By the early 1990s researchers had a strong theoretical model of relevance based on the statistics of how often words appear, but the exact form was awkward to compute. In a 1994 paper at the ACM SIGIR conference (pages 232-241), Stephen Robertson and Steve Walker derived simple, effective approximations to that “2-Poisson” model, producing the ranking function now universally known as BM25 (the “Best Match” series, developed in the Okapi retrieval system).

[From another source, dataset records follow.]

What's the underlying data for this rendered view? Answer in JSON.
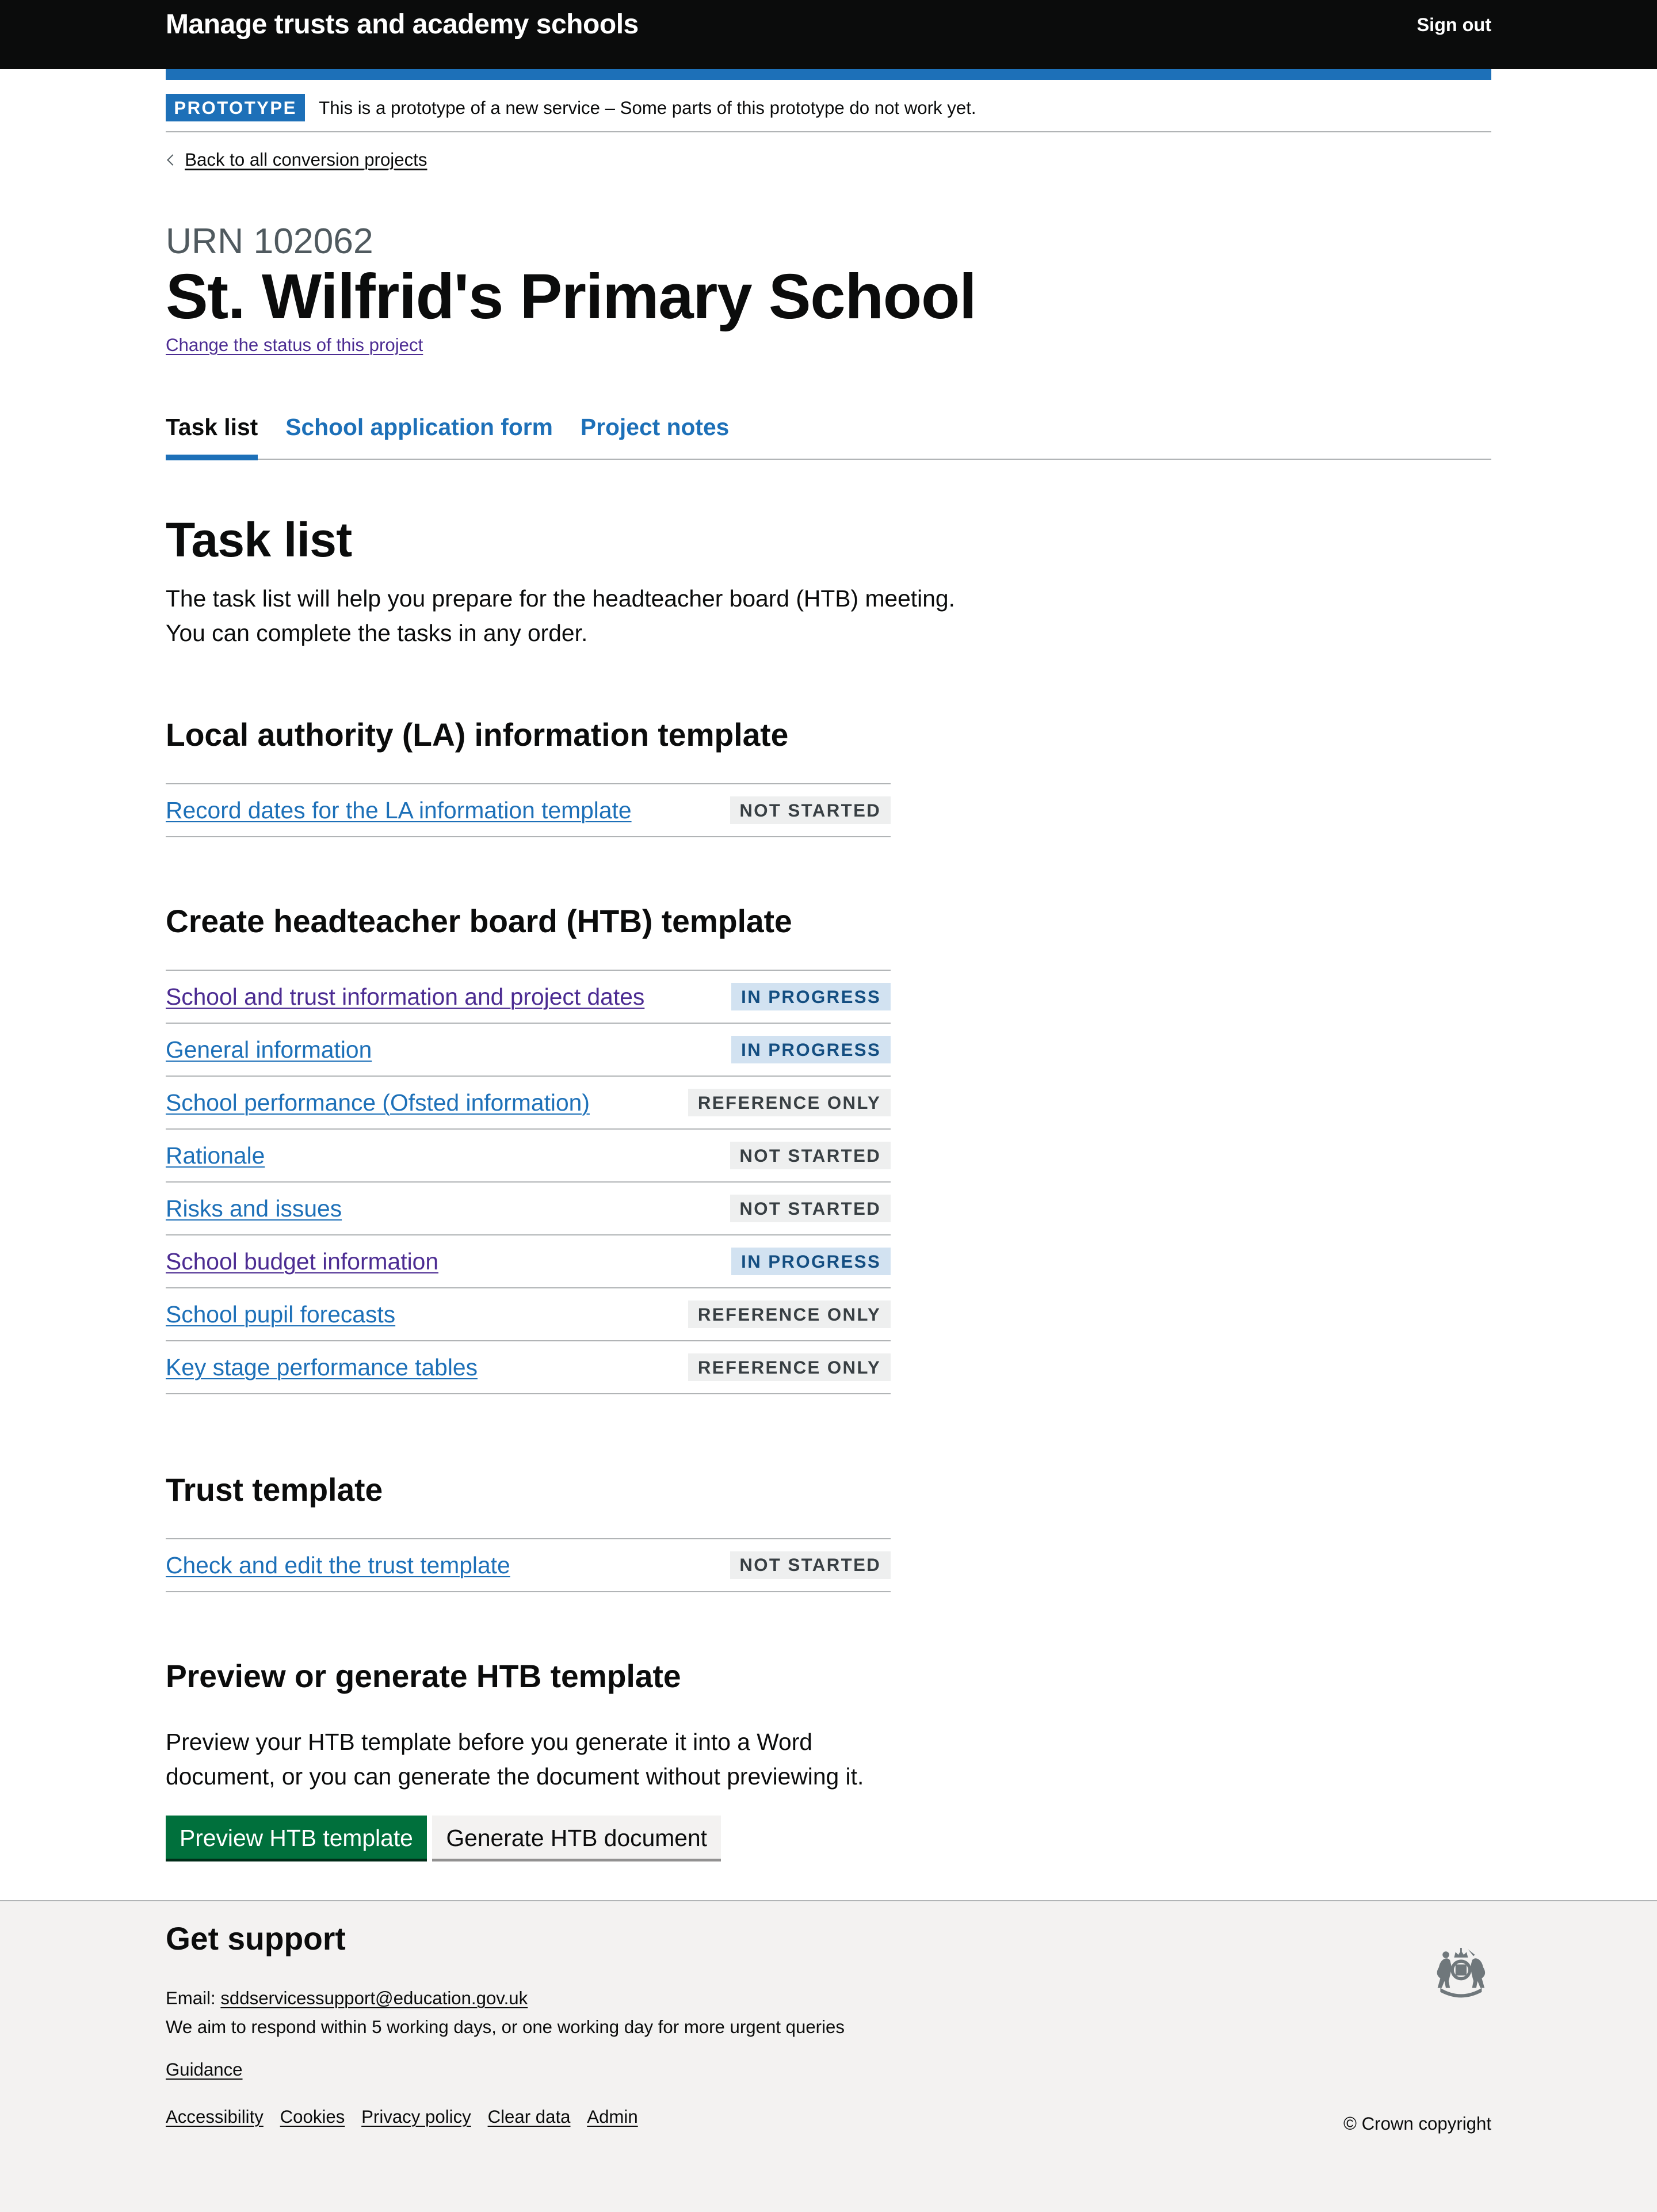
{
  "header": {
    "service_name": "Manage trusts and academy schools",
    "sign_out_label": "Sign out"
  },
  "phase_banner": {
    "tag": "PROTOTYPE",
    "text": "This is a prototype of a new service – Some parts of this prototype do not work yet."
  },
  "back_link": {
    "label": "Back to all conversion projects",
    "icon": "chevron-left-icon"
  },
  "project": {
    "caption": "URN 102062",
    "title": "St. Wilfrid's Primary School",
    "change_status_label": "Change the status of this project"
  },
  "tabs": [
    {
      "label": "Task list",
      "active": true
    },
    {
      "label": "School application form",
      "active": false
    },
    {
      "label": "Project notes",
      "active": false
    }
  ],
  "main": {
    "title": "Task list",
    "intro_line1": "The task list will help you prepare for the headteacher board (HTB) meeting.",
    "intro_line2": "You can complete the tasks in any order."
  },
  "sections": {
    "la": {
      "title": "Local authority (LA) information template",
      "tasks": [
        {
          "label": "Record dates for the LA information template",
          "status": "NOT STARTED",
          "visited": false
        }
      ]
    },
    "htb": {
      "title": "Create headteacher board (HTB) template",
      "tasks": [
        {
          "label": "School and trust information and project dates",
          "status": "IN PROGRESS",
          "visited": true
        },
        {
          "label": "General information",
          "status": "IN PROGRESS",
          "visited": false
        },
        {
          "label": "School performance (Ofsted information)",
          "status": "REFERENCE ONLY",
          "visited": false
        },
        {
          "label": "Rationale",
          "status": "NOT STARTED",
          "visited": false
        },
        {
          "label": "Risks and issues",
          "status": "NOT STARTED",
          "visited": false
        },
        {
          "label": "School budget information",
          "status": "IN PROGRESS",
          "visited": true
        },
        {
          "label": "School pupil forecasts",
          "status": "REFERENCE ONLY",
          "visited": false
        },
        {
          "label": "Key stage performance tables",
          "status": "REFERENCE ONLY",
          "visited": false
        }
      ]
    },
    "trust": {
      "title": "Trust template",
      "tasks": [
        {
          "label": "Check and edit the trust template",
          "status": "NOT STARTED",
          "visited": false
        }
      ]
    },
    "preview": {
      "title": "Preview or generate HTB template",
      "text": "Preview your HTB template before you generate it into a Word document, or you can generate the document without previewing it.",
      "primary_button": "Preview HTB template",
      "secondary_button": "Generate HTB document"
    }
  },
  "footer": {
    "heading": "Get support",
    "email_prefix": "Email: ",
    "email": "sddservicessupport@education.gov.uk",
    "response_note": "We aim to respond within 5 working days, or one working day for more urgent queries",
    "guidance_label": "Guidance",
    "links": [
      "Accessibility",
      "Cookies",
      "Privacy policy",
      "Clear data",
      "Admin"
    ],
    "crest_icon": "royal-coat-of-arms-icon",
    "copyright": "© Crown copyright"
  },
  "colors": {
    "header_bg": "#0b0c0c",
    "brand_blue": "#1d70b8",
    "link_visited": "#4c2c92",
    "button_green": "#00703c",
    "badge_grey_bg": "#eeefef",
    "badge_blue_bg": "#d2e2f1",
    "footer_bg": "#f3f2f1"
  }
}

BM25 scores a document for a query by combining three intuitions in one tidy formula. It rewards documents containing the query terms, weights each term by its rarity across the collection (the IDF idea from Sparck Jones), lets term frequency help but with diminishing returns so a word repeated many times does not dominate, and normalizes for document length so long documents are not unfairly favored just for containing more words. The result was both well-motivated by probability theory and easy to tune and deploy.
BM25 went on to become the standard keyword-ranking baseline in information retrieval, the default scoring function in widely used search engines and libraries, and the benchmark that every newer method, including modern neural retrievers, is measured against. Its durability is remarkable: a formula from 1994 is still hard to beat for many search tasks.
For a business reader, BM25 is the workhorse you have used countless times without knowing its name: it is the math behind a large share of the keyword searches that return useful results on the first try.